Run Confluent Platform

Follow these steps to run Confluent Platform.

Persistence

The ZooKeeper and Kafka cluster are deployed with StatefulSets that have a volumeClaimTemplate which provides the persistent volume for each replica. You can define the size of the volumes by changing dataDirSize and dataLogDirSize under cp-zookeeper and size under cp-kafka in values.yaml.

You also could use the cloud provider’s volumes by specifying StorageClass.. For example, if you are on AWS your storage class will look like this:

apiVersion: storage.k8s.io/v1beta1
kind: StorageClass
metadata:
  name: ssd
provisioner: kubernetes.io/aws-ebs
parameters:
  type: gp2

Tip

To adapt this example to your needs, read the Kubernetes StorageClass documentation.

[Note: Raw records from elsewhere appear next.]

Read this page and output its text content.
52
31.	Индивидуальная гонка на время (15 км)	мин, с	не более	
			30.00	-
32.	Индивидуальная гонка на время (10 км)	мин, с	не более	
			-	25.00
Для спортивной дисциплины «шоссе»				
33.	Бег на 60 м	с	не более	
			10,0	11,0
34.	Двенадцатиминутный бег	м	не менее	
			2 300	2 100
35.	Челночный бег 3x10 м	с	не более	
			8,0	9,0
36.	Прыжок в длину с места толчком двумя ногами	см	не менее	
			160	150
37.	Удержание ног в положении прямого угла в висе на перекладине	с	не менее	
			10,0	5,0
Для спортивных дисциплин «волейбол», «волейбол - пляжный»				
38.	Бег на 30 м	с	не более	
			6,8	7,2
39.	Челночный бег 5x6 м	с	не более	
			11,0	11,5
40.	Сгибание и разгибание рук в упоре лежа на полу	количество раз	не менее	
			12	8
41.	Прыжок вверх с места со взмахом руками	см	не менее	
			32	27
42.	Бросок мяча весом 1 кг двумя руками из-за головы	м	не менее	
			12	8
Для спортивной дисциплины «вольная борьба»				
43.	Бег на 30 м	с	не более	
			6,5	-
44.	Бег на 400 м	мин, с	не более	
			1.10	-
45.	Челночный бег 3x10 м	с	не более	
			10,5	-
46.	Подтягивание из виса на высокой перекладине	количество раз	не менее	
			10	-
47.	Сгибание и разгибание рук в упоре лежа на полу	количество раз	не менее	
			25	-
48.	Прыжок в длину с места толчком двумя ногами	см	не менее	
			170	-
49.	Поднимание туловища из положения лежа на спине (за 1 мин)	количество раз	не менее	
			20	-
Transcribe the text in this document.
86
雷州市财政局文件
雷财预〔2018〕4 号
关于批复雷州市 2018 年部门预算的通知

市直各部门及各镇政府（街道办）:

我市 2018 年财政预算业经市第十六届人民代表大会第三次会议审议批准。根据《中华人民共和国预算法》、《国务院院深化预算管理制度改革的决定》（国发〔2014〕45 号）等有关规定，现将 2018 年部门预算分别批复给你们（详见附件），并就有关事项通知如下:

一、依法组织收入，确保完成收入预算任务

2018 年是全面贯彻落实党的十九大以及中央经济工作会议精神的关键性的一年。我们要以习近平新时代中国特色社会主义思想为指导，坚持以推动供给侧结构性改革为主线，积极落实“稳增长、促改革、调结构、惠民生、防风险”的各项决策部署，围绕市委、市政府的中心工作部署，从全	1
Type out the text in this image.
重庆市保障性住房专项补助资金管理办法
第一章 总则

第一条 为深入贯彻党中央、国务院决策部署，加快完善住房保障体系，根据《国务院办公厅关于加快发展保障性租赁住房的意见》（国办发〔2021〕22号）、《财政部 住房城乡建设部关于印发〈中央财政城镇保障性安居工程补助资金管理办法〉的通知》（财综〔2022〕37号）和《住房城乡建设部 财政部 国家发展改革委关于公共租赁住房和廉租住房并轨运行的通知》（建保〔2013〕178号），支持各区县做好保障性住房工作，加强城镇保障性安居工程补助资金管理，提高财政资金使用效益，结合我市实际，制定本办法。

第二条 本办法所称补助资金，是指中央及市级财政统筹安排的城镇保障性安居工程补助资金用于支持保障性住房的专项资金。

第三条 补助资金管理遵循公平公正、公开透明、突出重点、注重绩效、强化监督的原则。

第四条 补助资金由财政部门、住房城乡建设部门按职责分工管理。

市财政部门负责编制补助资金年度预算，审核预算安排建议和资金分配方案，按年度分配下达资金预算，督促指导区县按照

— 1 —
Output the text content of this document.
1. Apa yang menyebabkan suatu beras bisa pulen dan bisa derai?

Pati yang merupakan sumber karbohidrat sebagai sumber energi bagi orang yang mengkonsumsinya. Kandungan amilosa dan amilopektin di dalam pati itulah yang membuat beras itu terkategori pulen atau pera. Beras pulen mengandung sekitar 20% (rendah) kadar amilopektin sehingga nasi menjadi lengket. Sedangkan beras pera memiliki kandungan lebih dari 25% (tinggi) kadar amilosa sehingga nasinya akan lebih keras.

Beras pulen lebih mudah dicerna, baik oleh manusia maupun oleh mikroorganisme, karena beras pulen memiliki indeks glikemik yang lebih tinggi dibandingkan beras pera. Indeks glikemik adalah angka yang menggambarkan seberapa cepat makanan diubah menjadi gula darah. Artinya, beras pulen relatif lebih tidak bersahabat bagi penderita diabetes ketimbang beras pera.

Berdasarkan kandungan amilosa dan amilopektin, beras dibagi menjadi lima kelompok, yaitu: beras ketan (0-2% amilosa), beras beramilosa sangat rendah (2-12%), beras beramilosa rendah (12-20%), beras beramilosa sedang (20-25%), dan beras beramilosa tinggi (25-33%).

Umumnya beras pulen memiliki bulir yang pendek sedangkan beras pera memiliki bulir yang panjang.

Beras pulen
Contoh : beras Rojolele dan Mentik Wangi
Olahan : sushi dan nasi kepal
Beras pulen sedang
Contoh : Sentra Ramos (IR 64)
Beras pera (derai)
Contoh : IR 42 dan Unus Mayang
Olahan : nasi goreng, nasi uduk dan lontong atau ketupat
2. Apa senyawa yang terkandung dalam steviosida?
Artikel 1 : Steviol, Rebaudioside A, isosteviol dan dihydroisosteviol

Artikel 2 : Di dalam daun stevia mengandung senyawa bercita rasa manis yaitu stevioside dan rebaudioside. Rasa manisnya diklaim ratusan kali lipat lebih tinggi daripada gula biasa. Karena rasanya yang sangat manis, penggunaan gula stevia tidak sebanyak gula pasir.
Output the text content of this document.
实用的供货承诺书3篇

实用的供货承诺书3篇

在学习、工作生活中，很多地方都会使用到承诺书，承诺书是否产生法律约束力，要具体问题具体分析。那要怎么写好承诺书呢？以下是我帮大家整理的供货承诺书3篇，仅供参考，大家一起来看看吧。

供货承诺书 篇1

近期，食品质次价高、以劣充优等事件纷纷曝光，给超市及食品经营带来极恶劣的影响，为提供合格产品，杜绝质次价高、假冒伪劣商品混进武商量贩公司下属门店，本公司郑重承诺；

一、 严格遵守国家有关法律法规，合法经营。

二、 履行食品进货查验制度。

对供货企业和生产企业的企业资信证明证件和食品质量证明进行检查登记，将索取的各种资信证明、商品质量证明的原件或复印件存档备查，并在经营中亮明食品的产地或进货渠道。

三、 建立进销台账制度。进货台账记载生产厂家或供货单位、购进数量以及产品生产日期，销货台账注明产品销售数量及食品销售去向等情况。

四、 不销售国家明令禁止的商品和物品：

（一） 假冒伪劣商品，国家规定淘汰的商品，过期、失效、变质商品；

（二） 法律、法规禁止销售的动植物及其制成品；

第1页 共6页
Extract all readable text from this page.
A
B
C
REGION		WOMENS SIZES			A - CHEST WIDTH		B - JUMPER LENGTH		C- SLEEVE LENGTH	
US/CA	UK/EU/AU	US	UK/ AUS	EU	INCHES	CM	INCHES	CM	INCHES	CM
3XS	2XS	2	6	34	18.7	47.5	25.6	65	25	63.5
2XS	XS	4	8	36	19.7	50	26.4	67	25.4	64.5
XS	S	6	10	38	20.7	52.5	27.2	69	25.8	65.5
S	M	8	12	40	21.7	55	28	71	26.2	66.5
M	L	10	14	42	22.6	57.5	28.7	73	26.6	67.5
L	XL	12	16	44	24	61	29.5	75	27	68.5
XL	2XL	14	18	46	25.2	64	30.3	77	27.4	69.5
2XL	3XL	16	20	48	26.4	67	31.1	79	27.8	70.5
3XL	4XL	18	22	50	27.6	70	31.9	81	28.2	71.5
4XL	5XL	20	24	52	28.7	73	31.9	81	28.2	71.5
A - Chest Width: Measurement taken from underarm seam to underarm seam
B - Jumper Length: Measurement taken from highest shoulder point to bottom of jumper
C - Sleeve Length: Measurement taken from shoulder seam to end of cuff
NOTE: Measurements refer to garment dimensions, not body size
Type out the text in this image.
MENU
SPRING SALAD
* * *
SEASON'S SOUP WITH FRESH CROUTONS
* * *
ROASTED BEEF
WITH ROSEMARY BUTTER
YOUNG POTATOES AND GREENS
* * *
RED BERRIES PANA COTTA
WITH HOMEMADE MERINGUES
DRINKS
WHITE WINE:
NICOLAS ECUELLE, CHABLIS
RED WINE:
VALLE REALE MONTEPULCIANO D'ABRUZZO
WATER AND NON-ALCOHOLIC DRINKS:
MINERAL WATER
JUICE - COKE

The StorageClass that was created can be specified in dataLogDirStorageClass and dataDirStorageClass under cp-zookeeper and in storageClass under cp-kafka in values.yaml.

To deploy non-persistent Kafka and ZooKeeper clusters, you must change the value of persistence.enabled under cp-kafka and cp-zookeeper in values.yaml . These type of clusters are suitable for development and testing purposes. The StatefulSets are going to use emptyDir volumes, this means that its content is strictly related to the pod life cycle and is deleted when the pod goes down.

Install cp-helm-charts

Clone the Confluent Helm Chart repo

  > helm repo add confluentinc https://confluentinc.github.io/cp-helm-charts/
"confluentinc" has been added to your repositories

  > helm repo update
Hang tight while we grab the latest from your chart repositories...
...Skip local chart repository
...Successfully got an update from the "confluentinc" chart repository
...Successfully got an update from the "stable" chart repository
Update Complete. ⎈ Happy Helming!⎈

Install a 3 node ZooKeeper ensemble, a Kafka cluster of 3 brokers, 1 Confluent Schema Registry instance, 1 REST Proxy instance, and 1 Kafka Connect worker in your Kubernetes environment. Naming the chart --name my-confluent-oss is optional, but we assume this is the name in the remainder of the documentation.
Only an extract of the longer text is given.